Teodora Manea

Academic and Work Experience Prior to Sept 2016 Programme Start

I completed my undergraduate studies at the University of York, graduating with a BSc Biochemistry degree. During my bachelor's degree, I gained research experience by participating in the iGEM (International Genetically Engineered Machine) competition as a member of the team representing my university. I spent the third year of my four-year degree on an industrial placement at the Earlham Institute, improving my knowledge of bioinformatics and learning more about gene expression analysis and tissue culture.

PhD Programme – Year 1 – MRes and Project Rotations

In my first year of the Wellcome Trust ‘Cell Therapies and Regenerative Medicine’ Four-Year PhD Programme, I explored diverse aspects of the field of stem cells and regenerative medicine through my three rotation projects.

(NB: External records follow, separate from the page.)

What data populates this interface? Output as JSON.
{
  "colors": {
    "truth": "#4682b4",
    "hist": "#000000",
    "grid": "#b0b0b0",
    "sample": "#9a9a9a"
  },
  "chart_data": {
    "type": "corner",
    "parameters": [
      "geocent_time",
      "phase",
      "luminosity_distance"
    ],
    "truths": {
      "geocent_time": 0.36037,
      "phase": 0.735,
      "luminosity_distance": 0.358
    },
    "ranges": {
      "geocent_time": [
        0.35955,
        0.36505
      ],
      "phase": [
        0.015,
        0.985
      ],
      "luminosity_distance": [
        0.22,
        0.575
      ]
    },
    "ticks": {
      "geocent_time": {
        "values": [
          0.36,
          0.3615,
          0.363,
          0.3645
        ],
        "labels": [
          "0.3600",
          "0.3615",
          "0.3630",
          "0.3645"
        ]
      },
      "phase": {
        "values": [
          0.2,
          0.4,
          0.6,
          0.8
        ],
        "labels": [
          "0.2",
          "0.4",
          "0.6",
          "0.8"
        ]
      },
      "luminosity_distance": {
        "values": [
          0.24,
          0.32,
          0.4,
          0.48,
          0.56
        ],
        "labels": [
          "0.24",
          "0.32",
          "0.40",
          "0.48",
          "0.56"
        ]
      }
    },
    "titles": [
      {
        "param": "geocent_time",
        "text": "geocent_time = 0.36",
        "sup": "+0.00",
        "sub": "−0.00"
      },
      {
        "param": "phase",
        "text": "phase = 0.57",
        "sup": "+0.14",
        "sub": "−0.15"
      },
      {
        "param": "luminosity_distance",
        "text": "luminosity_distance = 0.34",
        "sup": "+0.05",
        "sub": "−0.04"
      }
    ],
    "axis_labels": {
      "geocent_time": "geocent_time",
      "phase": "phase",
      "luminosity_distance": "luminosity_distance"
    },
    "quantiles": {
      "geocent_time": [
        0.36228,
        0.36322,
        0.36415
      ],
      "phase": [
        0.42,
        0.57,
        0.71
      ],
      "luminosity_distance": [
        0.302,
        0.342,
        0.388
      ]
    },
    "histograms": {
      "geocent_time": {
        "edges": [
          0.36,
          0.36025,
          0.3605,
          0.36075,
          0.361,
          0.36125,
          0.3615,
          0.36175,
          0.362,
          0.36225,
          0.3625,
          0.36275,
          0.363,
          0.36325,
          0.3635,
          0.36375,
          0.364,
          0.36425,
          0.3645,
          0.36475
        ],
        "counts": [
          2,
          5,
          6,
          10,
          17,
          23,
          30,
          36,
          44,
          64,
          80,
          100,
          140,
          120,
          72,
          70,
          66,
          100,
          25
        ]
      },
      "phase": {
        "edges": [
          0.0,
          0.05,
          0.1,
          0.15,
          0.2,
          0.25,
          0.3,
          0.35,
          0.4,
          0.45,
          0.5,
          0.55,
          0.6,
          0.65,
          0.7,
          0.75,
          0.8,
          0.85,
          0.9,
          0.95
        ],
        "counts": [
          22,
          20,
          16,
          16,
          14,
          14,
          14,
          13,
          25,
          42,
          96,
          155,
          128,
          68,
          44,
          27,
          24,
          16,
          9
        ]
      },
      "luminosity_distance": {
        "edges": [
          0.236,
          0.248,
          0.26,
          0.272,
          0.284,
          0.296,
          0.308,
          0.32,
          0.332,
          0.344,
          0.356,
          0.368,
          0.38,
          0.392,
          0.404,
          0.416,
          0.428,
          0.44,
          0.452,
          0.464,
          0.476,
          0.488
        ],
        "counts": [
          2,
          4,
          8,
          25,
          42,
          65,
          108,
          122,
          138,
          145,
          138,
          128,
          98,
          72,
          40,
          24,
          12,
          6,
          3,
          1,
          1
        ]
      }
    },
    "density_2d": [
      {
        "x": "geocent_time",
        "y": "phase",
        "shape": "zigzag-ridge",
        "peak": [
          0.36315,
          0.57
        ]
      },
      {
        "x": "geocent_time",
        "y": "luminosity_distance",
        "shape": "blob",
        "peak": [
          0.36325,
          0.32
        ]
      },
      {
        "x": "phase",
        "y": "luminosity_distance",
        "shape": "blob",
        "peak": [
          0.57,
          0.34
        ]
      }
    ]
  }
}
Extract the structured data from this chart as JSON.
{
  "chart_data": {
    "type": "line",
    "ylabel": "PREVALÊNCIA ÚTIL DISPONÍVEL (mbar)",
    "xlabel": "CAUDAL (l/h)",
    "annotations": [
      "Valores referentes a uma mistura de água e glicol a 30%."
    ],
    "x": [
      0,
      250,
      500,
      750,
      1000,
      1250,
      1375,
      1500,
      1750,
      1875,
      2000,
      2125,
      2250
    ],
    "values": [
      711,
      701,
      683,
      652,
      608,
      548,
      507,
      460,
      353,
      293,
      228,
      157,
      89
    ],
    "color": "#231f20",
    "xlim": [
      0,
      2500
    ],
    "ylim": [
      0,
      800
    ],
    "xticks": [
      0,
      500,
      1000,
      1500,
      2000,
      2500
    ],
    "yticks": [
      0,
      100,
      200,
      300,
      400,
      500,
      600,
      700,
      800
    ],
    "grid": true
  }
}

I undertook my first rotation under the supervision of Professor Graham Lord and Dr Joana Neves, investigating plasticity triggers between different types of innate lymphoid cells within a 3D intestinal organoid co-culture system.

During my second rotation, in Dr Eileen Gentleman’s group, I worked to characterise the effects of PEG hydrogels with different mechanical properties on iPSC differentiation towards the three germ layers, focusing in particular on the role of hydrogel stiffness, adhesiveness and degradability.

Throughout my third rotation, carried out in Dr Rocio Sancho’s lab, I aimed to elucidate the role of Fbw7, an E3 Ubiquitin Ligase, in the proteasomal degradation of proendocrine transcription factors Pdx1 and MafA.

As these transcription factors, alongside Ngn3, are essential in β-cell development, it is hoped that by identifying ubiquitin ligases involved in their degradation and impairing their function, we can enhance β-cell generation.

PhD Programme – Years 2 to 4 – Doctoral Studies

In Type 1 Diabetes, insulin-producing β-cells in the pancreas are destroyed due to an autoimmune reaction, resulting in impaired insulin production and dysregulated glucose metabolism. Transplantation of pancreatic islets from healthy donors has been attempted, aiming to compensate for lost β-cells in diabetic patients, but a shortage of islets available for transplantation and the fact that the transplant must be accompanied by immunosuppression currently limits the clinical applications of this therapy.

To circumvent these issues and boost β-cell generation, attempts have been made to identify triggers that could induce the ex vivo transition from the abundant exocrine pancreatic cells to β-cells. While inducing overexpression of β-cell development factors Pdx1, Ngn3 and MafA in exocrine cells through adenoviral infection was found to transdifferentiate them into β-like cells, this strategy does not result in fully functional β-cells, partly due to the incorrect regulation of the three transcription factors.

My project, carried out within Dr Rocio Sancho’s lab, will investigate ways to stabilise Pdx1, Ngn3 and MafA levels post-translationally, focusing on the role of ubiquitin ligases Fbw7 and Huwe1. As preliminary data from the lab suggests that these ubiquitin ligases play a role in the degradation of at least some of the transcription factors of interest, we hypothesise that impairing their function could lead to stabilisation of Pdx1, Ngn3 and MafA, thus enhancing  β-cell generation.